Not to mention the fact that they do a terrible idea conveying what they're actually selling -- there's nothing that says simply "it's grey paper with white lines."
"On Whitelines there is no visual interference between the lines and the pen colour."
So, the lines on the paper are different depending on the color of the ink I'm writing with?
The 2300USD listing is from some separate seller called "Stork Group", not Whitelines. And they describe it as "Brand new and unread!", so they probably have no idea what the item is.
This is a fun website. I made my own grid paper in undergrad. It started late one night after all the bookstores were closed and I ran out mid-problem in dynamics class. The Professor took off points for not using grid paper so I made my own out of Excel grids(I wrote on the flip side). I didn't lose any points and continued for the remainder of the semester. At the time, the university printer computer labs did not have a printer quota.
I still buy preprinted grid paper and staff paper. It is extraordinarily difficult to force a printer to use the exact same width on each line. There are just too many layers of abstraction between the browser/document and the hardware.
The problem comes in the thin lines. If they don't fall exactly on the hardware pixel boundaries they will vary in weight. If you can get the printer to think in monochrome instead of some larger dithering cell you have a chance.
I'm surprised it doesn't have a feature for intermittent breakpoints, like every 5th or 10th interval. I find that very useful for small size grid-lined paper.
Still, this is very nice, it's easy to see the potential for other features.
My canon mx860 can actually do this straight from its menu haha. There's a few options for college ruled, wide ruled, and grid paper.

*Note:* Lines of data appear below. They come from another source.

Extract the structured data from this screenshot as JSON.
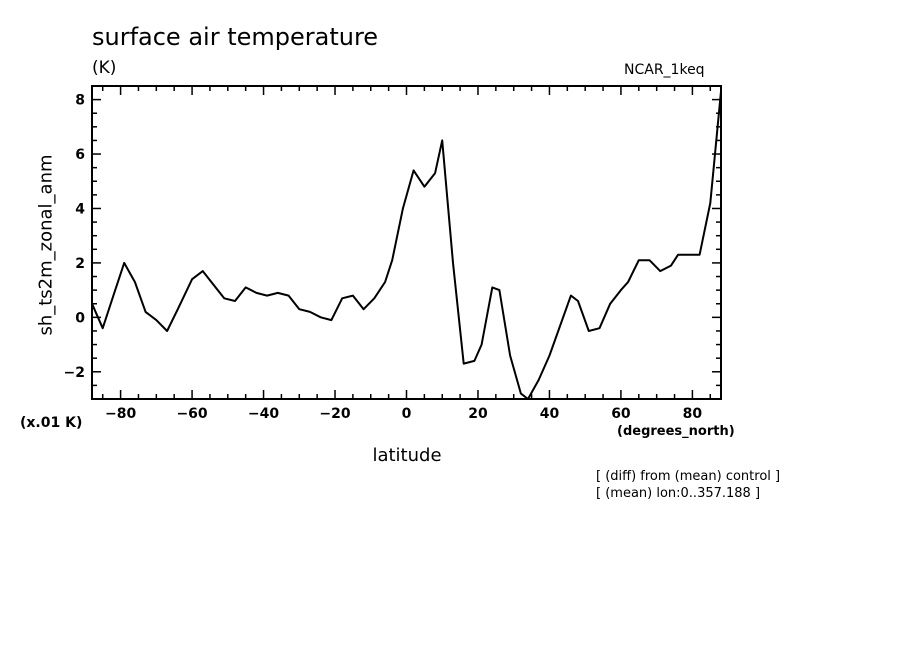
{
  "header": {
    "title": "surface air temperature",
    "units": "(K)",
    "dataset": "NCAR_1keq"
  },
  "annotations": {
    "scale_note": "(x.01 K)",
    "x_units": "(degrees_north)",
    "note1": "[ (diff) from (mean) control ]",
    "note2": "[ (mean) lon:0..357.188 ]"
  },
  "chart_data": {
    "type": "line",
    "title": "surface air temperature",
    "xlabel": "latitude",
    "ylabel": "sh_ts2m_zonal_anm",
    "xlim": [
      -88,
      88
    ],
    "ylim": [
      -3,
      8.5
    ],
    "x_ticks": [
      -80,
      -60,
      -40,
      -20,
      0,
      20,
      40,
      60,
      80
    ],
    "y_ticks": [
      -2,
      0,
      2,
      4,
      6,
      8
    ],
    "grid": false,
    "color": "#000000",
    "series": [
      {
        "x": [
          -88,
          -85,
          -82,
          -79,
          -76,
          -73,
          -70,
          -67,
          -64,
          -60,
          -57,
          -54,
          -51,
          -48,
          -45,
          -42,
          -39,
          -36,
          -33,
          -30,
          -27,
          -24,
          -21,
          -18,
          -15,
          -12,
          -9,
          -6,
          -4,
          -1,
          2,
          5,
          8,
          10,
          13,
          16,
          19,
          21,
          24,
          26,
          29,
          32,
          34,
          37,
          40,
          43,
          46,
          48,
          51,
          54,
          57,
          60,
          62,
          65,
          68,
          71,
          74,
          76,
          79,
          82,
          85,
          88
        ],
        "y": [
          0.5,
          -0.4,
          0.8,
          2.0,
          1.3,
          0.2,
          -0.1,
          -0.5,
          0.3,
          1.4,
          1.7,
          1.2,
          0.7,
          0.6,
          1.1,
          0.9,
          0.8,
          0.9,
          0.8,
          0.3,
          0.2,
          0.0,
          -0.1,
          0.7,
          0.8,
          0.3,
          0.7,
          1.3,
          2.1,
          4.0,
          5.4,
          4.8,
          5.3,
          6.5,
          2.0,
          -1.7,
          -1.6,
          -1.0,
          1.1,
          1.0,
          -1.4,
          -2.8,
          -3.0,
          -2.3,
          -1.4,
          -0.3,
          0.8,
          0.6,
          -0.5,
          -0.4,
          0.5,
          1.0,
          1.3,
          2.1,
          2.1,
          1.7,
          1.9,
          2.3,
          2.3,
          2.3,
          4.2,
          8.3
        ]
      }
    ]
  }
}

This web app has more choices, but the printer makes some amazing paper as is :D
Oh wow. I love this idea (edit: AND execution!).. I guess it's a minor bummer that I assume my printer won't print full-bleed but still... Things I'd love even more: Indications of exact sizing and the ability to choose what shade of gray/black to be printed.
Gridzzly (and why is this not gridzz.ly?) is nice and all, but the Incompetech generator is in fact much better. Still, we're startup fanboys, we're not that bothered about substance if there's some nice style on offer.

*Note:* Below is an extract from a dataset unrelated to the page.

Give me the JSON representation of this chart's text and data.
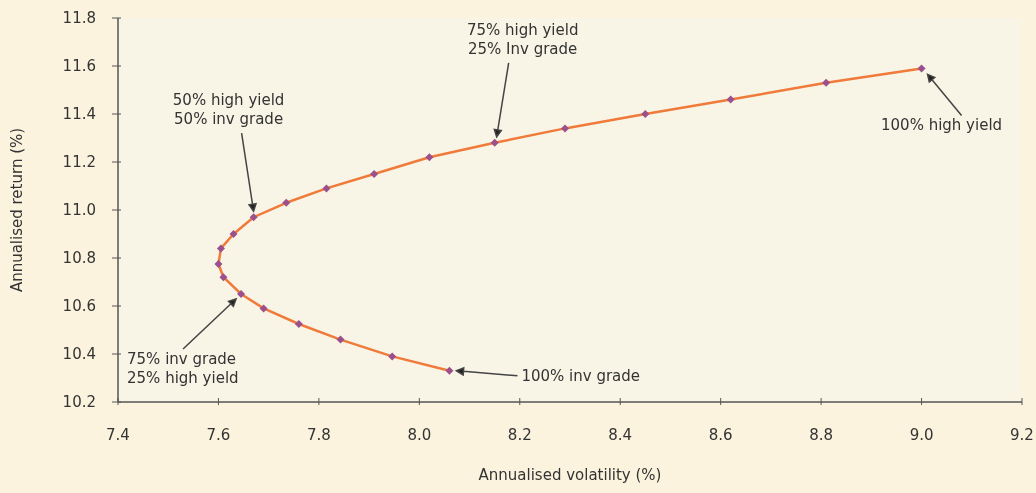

very nice idea, very nice execution. Few things that imho need to be fixed (probably fast fixes):
1) Ensure that the print settings are correct. i.e. the pattern get splitted on two pages, for no reason.

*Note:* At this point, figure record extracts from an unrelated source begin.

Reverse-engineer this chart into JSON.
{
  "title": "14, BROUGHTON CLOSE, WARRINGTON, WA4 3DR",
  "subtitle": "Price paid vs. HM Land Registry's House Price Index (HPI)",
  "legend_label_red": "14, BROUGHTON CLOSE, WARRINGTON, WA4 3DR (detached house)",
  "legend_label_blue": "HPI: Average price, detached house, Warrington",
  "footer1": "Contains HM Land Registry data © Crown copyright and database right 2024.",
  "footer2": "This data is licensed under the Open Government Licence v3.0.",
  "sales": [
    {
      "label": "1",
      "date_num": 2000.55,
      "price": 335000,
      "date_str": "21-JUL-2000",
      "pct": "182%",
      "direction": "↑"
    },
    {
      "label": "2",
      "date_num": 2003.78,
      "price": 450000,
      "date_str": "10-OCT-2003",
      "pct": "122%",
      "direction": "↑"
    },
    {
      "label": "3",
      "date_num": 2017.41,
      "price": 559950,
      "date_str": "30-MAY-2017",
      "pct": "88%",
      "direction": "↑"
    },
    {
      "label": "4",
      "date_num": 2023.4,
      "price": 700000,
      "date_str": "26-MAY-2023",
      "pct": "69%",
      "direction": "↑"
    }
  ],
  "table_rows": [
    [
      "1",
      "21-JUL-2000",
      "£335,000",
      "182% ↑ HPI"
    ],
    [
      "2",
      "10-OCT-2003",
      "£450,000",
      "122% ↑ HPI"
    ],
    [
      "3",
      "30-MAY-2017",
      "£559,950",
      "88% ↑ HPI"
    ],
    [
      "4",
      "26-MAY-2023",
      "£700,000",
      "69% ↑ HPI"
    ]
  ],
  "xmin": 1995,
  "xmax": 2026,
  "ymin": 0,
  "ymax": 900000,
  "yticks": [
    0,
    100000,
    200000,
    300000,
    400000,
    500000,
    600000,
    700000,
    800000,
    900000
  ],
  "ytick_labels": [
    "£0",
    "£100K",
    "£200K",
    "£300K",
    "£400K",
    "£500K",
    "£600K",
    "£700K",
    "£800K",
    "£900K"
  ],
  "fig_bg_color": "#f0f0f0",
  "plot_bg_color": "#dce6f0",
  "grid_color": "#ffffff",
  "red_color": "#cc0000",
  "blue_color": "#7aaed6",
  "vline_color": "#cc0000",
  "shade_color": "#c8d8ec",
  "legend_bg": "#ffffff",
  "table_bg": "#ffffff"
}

2) resizing the browser window stretches/squeezes the picture. You shoud probably listen to the resize events and re-trigger the generation, change the patterns to some css, or simply set the generated image as cover.
3) translate the code in english. In softwares, having standards is a good thing.
http://gridzzly.com/getGrid.php?bunka=sit1&rozestup=3&width=... seems to crash any browser I throw at it. Granted you are trying to load a very large image, but still was surprised. It may 500 Internal Server Error I'm guessing if server runs out of memory while trying to make these large images.